Romney's "Boring" Choice

Politico nabbed an incredibly unsurprising scoop this morning: Mitt Romney will probably select an "incredibly boring white guy" as his running mate. That's the description attributed to one unnamed Republican official, stating the obvious. Much of the VP speculation has centered on the exciting young politicians from the class of 2010. Perhaps Romney would select Suzanna Martinez or Marco Rubio in the hopes of peeling away some of the Hispanic vote. Or South Carolina Governor Nikki Haley in an effort to rebut charges that Republicans are waging a war on women. Who knows, maybe Romney could even tap Senator Rand Paul if he wants to make sure the elder Paul doesn't use his delegates to cause a ruckus at the Tampa convention.

None of those choices would fit Romney's standard modus operandi. He's the cold calculating consultant, disinclined to any flashy decisions, tending toward the safe bet. The VP selection typically has only a minimal impact on boosting the overall ticket's performance, but a poor choice can sink a campaign (think Sarah Palin in '08 or Thomas Eagleton in '72). As long as Romney continues to run roughly even with Obama in the polls it is unfathomable that the Republican nominee would select anyone who has not been vetted at a national level.
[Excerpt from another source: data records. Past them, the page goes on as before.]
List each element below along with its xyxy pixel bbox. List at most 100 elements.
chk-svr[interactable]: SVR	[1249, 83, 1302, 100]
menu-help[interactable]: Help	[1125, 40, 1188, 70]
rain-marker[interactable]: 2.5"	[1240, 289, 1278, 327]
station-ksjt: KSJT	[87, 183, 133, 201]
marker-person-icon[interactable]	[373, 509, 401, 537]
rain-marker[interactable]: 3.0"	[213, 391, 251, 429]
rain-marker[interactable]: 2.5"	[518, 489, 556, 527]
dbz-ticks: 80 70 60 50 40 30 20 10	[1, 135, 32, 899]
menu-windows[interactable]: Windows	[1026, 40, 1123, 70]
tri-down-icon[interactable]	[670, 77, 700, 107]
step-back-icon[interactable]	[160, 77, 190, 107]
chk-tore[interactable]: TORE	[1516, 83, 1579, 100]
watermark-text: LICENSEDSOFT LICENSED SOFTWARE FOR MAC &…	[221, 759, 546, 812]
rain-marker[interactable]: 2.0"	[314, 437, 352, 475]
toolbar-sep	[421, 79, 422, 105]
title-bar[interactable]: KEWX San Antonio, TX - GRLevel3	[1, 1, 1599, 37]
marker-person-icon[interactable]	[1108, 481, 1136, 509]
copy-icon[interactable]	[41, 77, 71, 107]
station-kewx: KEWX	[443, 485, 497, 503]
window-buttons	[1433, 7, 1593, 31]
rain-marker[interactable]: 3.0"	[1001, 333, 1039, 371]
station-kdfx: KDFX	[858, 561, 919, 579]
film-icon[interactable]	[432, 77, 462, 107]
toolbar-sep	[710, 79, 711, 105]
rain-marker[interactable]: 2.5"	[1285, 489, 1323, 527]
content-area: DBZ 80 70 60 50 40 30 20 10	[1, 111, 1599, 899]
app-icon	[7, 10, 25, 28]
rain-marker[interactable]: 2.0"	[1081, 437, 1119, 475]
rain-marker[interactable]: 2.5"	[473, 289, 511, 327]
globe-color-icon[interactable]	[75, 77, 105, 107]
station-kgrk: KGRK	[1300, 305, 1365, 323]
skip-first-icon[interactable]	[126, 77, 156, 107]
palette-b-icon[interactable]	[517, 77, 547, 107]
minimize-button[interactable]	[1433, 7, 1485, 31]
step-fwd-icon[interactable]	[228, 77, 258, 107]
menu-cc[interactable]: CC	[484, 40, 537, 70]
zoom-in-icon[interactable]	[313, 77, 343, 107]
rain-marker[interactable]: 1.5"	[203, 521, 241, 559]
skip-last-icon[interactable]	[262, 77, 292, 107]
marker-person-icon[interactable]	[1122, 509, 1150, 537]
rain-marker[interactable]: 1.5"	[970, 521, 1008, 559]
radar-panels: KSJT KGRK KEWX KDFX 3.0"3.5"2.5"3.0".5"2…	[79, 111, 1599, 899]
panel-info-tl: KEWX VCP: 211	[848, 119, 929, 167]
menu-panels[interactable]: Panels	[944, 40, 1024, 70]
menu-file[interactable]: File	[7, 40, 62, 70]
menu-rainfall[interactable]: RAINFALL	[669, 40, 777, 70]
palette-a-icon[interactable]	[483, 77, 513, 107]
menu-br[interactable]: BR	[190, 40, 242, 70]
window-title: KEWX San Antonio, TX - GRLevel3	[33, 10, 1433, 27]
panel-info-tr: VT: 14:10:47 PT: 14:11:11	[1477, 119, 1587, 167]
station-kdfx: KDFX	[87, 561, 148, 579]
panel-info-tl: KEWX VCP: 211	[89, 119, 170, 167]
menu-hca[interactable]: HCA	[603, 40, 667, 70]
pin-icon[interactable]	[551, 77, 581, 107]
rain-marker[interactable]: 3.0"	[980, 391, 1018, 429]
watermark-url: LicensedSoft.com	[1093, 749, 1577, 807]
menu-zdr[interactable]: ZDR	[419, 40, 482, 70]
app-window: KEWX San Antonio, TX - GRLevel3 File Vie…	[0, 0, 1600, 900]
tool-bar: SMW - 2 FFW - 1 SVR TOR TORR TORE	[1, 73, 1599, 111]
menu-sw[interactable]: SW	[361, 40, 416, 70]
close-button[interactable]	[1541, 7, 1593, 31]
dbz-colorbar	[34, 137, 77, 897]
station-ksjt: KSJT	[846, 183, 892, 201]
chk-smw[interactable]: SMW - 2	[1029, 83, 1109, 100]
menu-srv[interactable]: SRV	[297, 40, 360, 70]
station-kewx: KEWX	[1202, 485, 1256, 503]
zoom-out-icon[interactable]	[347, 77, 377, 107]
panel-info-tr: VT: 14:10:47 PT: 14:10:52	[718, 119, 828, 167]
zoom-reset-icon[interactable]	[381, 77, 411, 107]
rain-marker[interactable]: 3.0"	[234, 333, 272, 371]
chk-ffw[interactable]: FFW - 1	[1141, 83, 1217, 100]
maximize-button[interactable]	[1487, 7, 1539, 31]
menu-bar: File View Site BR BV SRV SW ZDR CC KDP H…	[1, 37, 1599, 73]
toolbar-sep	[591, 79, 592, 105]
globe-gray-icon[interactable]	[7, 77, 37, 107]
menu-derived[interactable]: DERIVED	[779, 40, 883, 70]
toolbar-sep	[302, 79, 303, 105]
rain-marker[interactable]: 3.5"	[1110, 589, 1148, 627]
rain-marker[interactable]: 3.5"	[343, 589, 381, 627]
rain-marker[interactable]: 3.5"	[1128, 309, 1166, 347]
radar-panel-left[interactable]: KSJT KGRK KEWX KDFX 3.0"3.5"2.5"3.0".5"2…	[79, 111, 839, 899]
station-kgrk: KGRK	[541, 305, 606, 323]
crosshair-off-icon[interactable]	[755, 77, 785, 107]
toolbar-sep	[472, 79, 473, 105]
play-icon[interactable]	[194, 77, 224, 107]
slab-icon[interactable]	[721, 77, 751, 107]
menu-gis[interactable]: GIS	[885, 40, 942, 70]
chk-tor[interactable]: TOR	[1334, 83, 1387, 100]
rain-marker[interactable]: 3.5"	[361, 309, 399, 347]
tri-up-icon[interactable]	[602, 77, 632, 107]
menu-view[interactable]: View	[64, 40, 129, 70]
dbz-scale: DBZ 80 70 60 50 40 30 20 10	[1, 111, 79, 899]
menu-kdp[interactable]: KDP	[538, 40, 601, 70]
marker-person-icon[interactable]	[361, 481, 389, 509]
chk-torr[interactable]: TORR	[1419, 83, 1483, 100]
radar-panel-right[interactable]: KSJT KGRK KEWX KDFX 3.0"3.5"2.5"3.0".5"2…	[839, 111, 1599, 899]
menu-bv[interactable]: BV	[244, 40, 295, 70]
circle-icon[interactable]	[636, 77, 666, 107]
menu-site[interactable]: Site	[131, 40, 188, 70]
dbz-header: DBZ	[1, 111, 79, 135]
The anonymous Republican operative in the Politico story lists Rob Portman, Tim Pawlenty, and Mitch Daniels as the favorites with Bob McDonnell as a fourth option. While Portman has become the darling of the chattering class, I've been surprised by the lack of attention devoted to Pawlenty. He is, after all, a former two-term governor who is accustomed to the national spotlight. Sure, he failed to measure up to the rigors of running his own presidential campaign, but that's not necessarily a negative in a VP selection, especially when you don't want to upstage a candidate at the top of the ticket who is rarely described as dynamic. And while Pawlenty has enough governing experience to pass the competency test, he also has the evangelical bona fides to shore up Romney's right flank. It's a boring selection that would garner few gushing headlines, perfect for the philosophy of the Romney campaign.